My hand drifts to my pocket. My mother’s medication rattles.
I hold it out.
His Wyrm glows hungrily. “I’ll take that,” he says as he looks me up and down. “And your jacket.”
Cold air hits my arms as I hand them over.
He straps me into a cracked medical chair. Pulls out a slightly corroded Wyrm.
“Ready?”
I know I shouldn’t want this, but wanting is the only thing I’ve ever felt that belonged to me.
I nod.
It bites.
Cold tendrils burrow deep around my spine. Agony tears through me—
Then, relief. Warmth.
A whispered hum sliding through my skull, intimate as a hand stroking my thoughts.
For a split second—
a flicker of doubt, a flash of wrongness—
But it’s gone as fast as it comes.
My fear drains out.
My loneliness.
My ache.
My Wyrm sees me.
Finally.
The next morning, I walk to school glowing.
People smile.
Teachers clap my back.
My mother cries with pride. Her Wyrm flares bright in approval.
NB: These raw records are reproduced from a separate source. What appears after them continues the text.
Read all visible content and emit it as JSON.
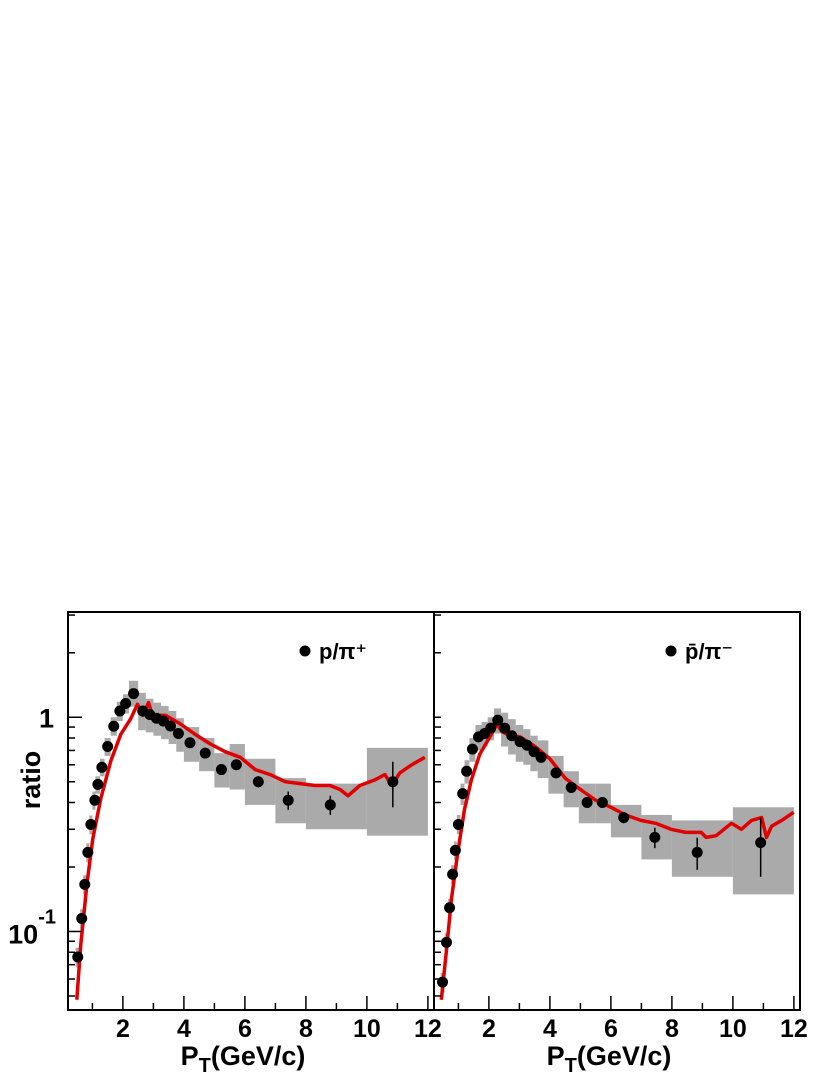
{
  "chart_data": [
    {
      "type": "scatter",
      "log_y": true,
      "xlim": [
        0.2,
        12.2
      ],
      "ylim": [
        0.043,
        3.1
      ],
      "xticks": [
        2,
        4,
        6,
        8,
        10,
        12
      ],
      "xticks_minor": [
        1,
        3,
        5,
        7,
        9,
        11
      ],
      "yticks": [
        {
          "value": 0.1,
          "label": "10",
          "superscript": "-1"
        },
        1
      ],
      "yticks_minor": [
        0.05,
        0.06,
        0.07,
        0.08,
        0.09,
        0.2,
        0.3,
        0.4,
        0.5,
        0.6,
        0.7,
        0.8,
        0.9,
        2,
        3
      ],
      "ylabel": "ratio",
      "xlabel": [
        "P",
        "T",
        "(GeV/c)"
      ],
      "legend": "upper right",
      "series": [
        {
          "name": "p/π⁺",
          "color": "#000000",
          "syst_color": "#aaaaaa",
          "x": [
            0.52,
            0.65,
            0.75,
            0.85,
            0.95,
            1.08,
            1.18,
            1.31,
            1.5,
            1.7,
            1.9,
            2.09,
            2.35,
            2.65,
            2.88,
            3.1,
            3.33,
            3.56,
            3.82,
            4.2,
            4.7,
            5.23,
            5.72,
            6.44,
            7.42,
            8.8,
            10.85
          ],
          "values": [
            0.076,
            0.115,
            0.166,
            0.234,
            0.316,
            0.41,
            0.486,
            0.584,
            0.73,
            0.908,
            1.07,
            1.16,
            1.29,
            1.07,
            1.03,
            0.99,
            0.96,
            0.91,
            0.84,
            0.76,
            0.68,
            0.57,
            0.6,
            0.5,
            0.41,
            0.39,
            0.5
          ],
          "errors": [
            0.004,
            0.005,
            0.006,
            0.008,
            0.01,
            0.01,
            0.01,
            0.01,
            0.01,
            0.01,
            0.01,
            0.01,
            0.02,
            0.02,
            0.02,
            0.02,
            0.02,
            0.02,
            0.02,
            0.02,
            0.02,
            0.02,
            0.03,
            0.03,
            0.04,
            0.04,
            0.12
          ],
          "syst_lo": [
            0.068,
            0.103,
            0.149,
            0.21,
            0.284,
            0.37,
            0.44,
            0.53,
            0.66,
            0.82,
            0.96,
            1.04,
            1.12,
            0.87,
            0.85,
            0.82,
            0.79,
            0.75,
            0.69,
            0.62,
            0.56,
            0.47,
            0.46,
            0.39,
            0.32,
            0.3,
            0.28
          ],
          "syst_hi": [
            0.084,
            0.127,
            0.183,
            0.258,
            0.348,
            0.45,
            0.53,
            0.64,
            0.8,
            1.0,
            1.18,
            1.28,
            1.48,
            1.3,
            1.22,
            1.17,
            1.13,
            1.07,
            0.99,
            0.9,
            0.8,
            0.68,
            0.75,
            0.64,
            0.52,
            0.49,
            0.72
          ],
          "bin_edges": [
            0.45,
            0.6,
            0.7,
            0.8,
            0.9,
            1.0,
            1.1,
            1.25,
            1.4,
            1.6,
            1.8,
            2.0,
            2.2,
            2.5,
            2.75,
            3.0,
            3.25,
            3.5,
            3.75,
            4.0,
            4.5,
            5.0,
            5.5,
            6.0,
            7.0,
            8.0,
            10.0,
            12.0
          ]
        }
      ],
      "curve": {
        "color": "#e00000",
        "x": [
          0.49,
          0.62,
          0.82,
          1.01,
          1.27,
          1.6,
          1.93,
          2.25,
          2.48,
          2.65,
          2.84,
          2.97,
          3.4,
          3.89,
          4.38,
          4.87,
          5.36,
          5.85,
          6.34,
          6.83,
          7.32,
          7.81,
          8.3,
          8.79,
          9.12,
          9.38,
          9.77,
          10.26,
          10.59,
          10.82,
          11.08,
          11.47,
          11.9
        ],
        "values": [
          0.048,
          0.087,
          0.166,
          0.269,
          0.414,
          0.623,
          0.833,
          0.98,
          1.15,
          1.02,
          1.17,
          1.02,
          1.02,
          0.93,
          0.83,
          0.75,
          0.69,
          0.65,
          0.57,
          0.54,
          0.5,
          0.49,
          0.48,
          0.48,
          0.46,
          0.43,
          0.48,
          0.51,
          0.54,
          0.48,
          0.55,
          0.6,
          0.65
        ]
      }
    },
    {
      "type": "scatter",
      "log_y": true,
      "xlim": [
        0.2,
        12.2
      ],
      "ylim": [
        0.043,
        3.1
      ],
      "xticks": [
        2,
        4,
        6,
        8,
        10,
        12
      ],
      "xticks_minor": [
        1,
        3,
        5,
        7,
        9,
        11
      ],
      "yticks_minor": [
        0.05,
        0.06,
        0.07,
        0.08,
        0.09,
        0.1,
        0.2,
        0.3,
        0.4,
        0.5,
        0.6,
        0.7,
        0.8,
        0.9,
        1,
        2,
        3
      ],
      "xlabel": [
        "P",
        "T",
        "(GeV/c)"
      ],
      "legend": "upper right",
      "series": [
        {
          "name": "p̄/π⁻",
          "color": "#000000",
          "syst_color": "#aaaaaa",
          "x": [
            0.48,
            0.61,
            0.71,
            0.81,
            0.9,
            1.0,
            1.14,
            1.27,
            1.46,
            1.66,
            1.86,
            2.06,
            2.29,
            2.52,
            2.75,
            3.02,
            3.25,
            3.48,
            3.71,
            4.2,
            4.7,
            5.22,
            5.72,
            6.42,
            7.44,
            8.83,
            10.91
          ],
          "values": [
            0.058,
            0.089,
            0.129,
            0.185,
            0.239,
            0.316,
            0.44,
            0.56,
            0.71,
            0.81,
            0.84,
            0.89,
            0.97,
            0.89,
            0.82,
            0.77,
            0.74,
            0.69,
            0.65,
            0.55,
            0.47,
            0.4,
            0.4,
            0.34,
            0.275,
            0.234,
            0.26
          ],
          "errors": [
            0.003,
            0.004,
            0.005,
            0.006,
            0.008,
            0.01,
            0.01,
            0.01,
            0.01,
            0.01,
            0.01,
            0.01,
            0.02,
            0.02,
            0.02,
            0.02,
            0.02,
            0.02,
            0.02,
            0.02,
            0.02,
            0.02,
            0.02,
            0.02,
            0.03,
            0.04,
            0.08
          ],
          "syst_lo": [
            0.052,
            0.08,
            0.116,
            0.167,
            0.215,
            0.285,
            0.39,
            0.49,
            0.62,
            0.7,
            0.73,
            0.78,
            0.84,
            0.73,
            0.67,
            0.62,
            0.6,
            0.56,
            0.52,
            0.44,
            0.38,
            0.32,
            0.32,
            0.275,
            0.217,
            0.18,
            0.149
          ],
          "syst_hi": [
            0.064,
            0.098,
            0.142,
            0.204,
            0.263,
            0.35,
            0.49,
            0.63,
            0.8,
            0.92,
            0.95,
            1.0,
            1.1,
            1.05,
            0.98,
            0.92,
            0.88,
            0.82,
            0.78,
            0.66,
            0.56,
            0.49,
            0.49,
            0.39,
            0.35,
            0.33,
            0.38
          ],
          "bin_edges": [
            0.42,
            0.55,
            0.66,
            0.76,
            0.86,
            0.95,
            1.07,
            1.2,
            1.36,
            1.56,
            1.76,
            1.96,
            2.17,
            2.4,
            2.63,
            2.88,
            3.13,
            3.36,
            3.6,
            3.95,
            4.45,
            4.95,
            5.5,
            6.0,
            7.0,
            8.0,
            10.0,
            12.0
          ]
        }
      ],
      "curve": {
        "color": "#e00000",
        "x": [
          0.44,
          0.61,
          0.77,
          0.97,
          1.2,
          1.43,
          1.7,
          2.03,
          2.26,
          2.42,
          2.62,
          3.02,
          3.51,
          4.0,
          4.5,
          5.0,
          5.5,
          6.0,
          6.48,
          6.98,
          7.47,
          7.97,
          8.46,
          8.96,
          9.12,
          9.45,
          9.95,
          10.28,
          10.61,
          10.94,
          11.1,
          11.27,
          11.6,
          11.99
        ],
        "values": [
          0.048,
          0.082,
          0.141,
          0.229,
          0.372,
          0.513,
          0.672,
          0.81,
          0.93,
          0.86,
          0.83,
          0.81,
          0.73,
          0.64,
          0.52,
          0.46,
          0.41,
          0.38,
          0.35,
          0.33,
          0.32,
          0.3,
          0.29,
          0.29,
          0.275,
          0.28,
          0.32,
          0.3,
          0.33,
          0.34,
          0.275,
          0.31,
          0.33,
          0.36
        ]
      }
    }
  ]
}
The ache settling into my bones feels almost comforting.
Finally, I’m going to become something.
A chorus of laughter draws my attention.
The designer kids stroll past.
One flicks their collar—revealing a hollow shell where a Wyrm should be.
Fake.
I freeze.
My Wyrm tightens its claws around my spine. Warmth floods my thoughts, blurring the edges.
The world softens.
My fear fades.
Everything becomes easy.
And I let it—because I finally belong.
Isn’t that what your device promised you, too?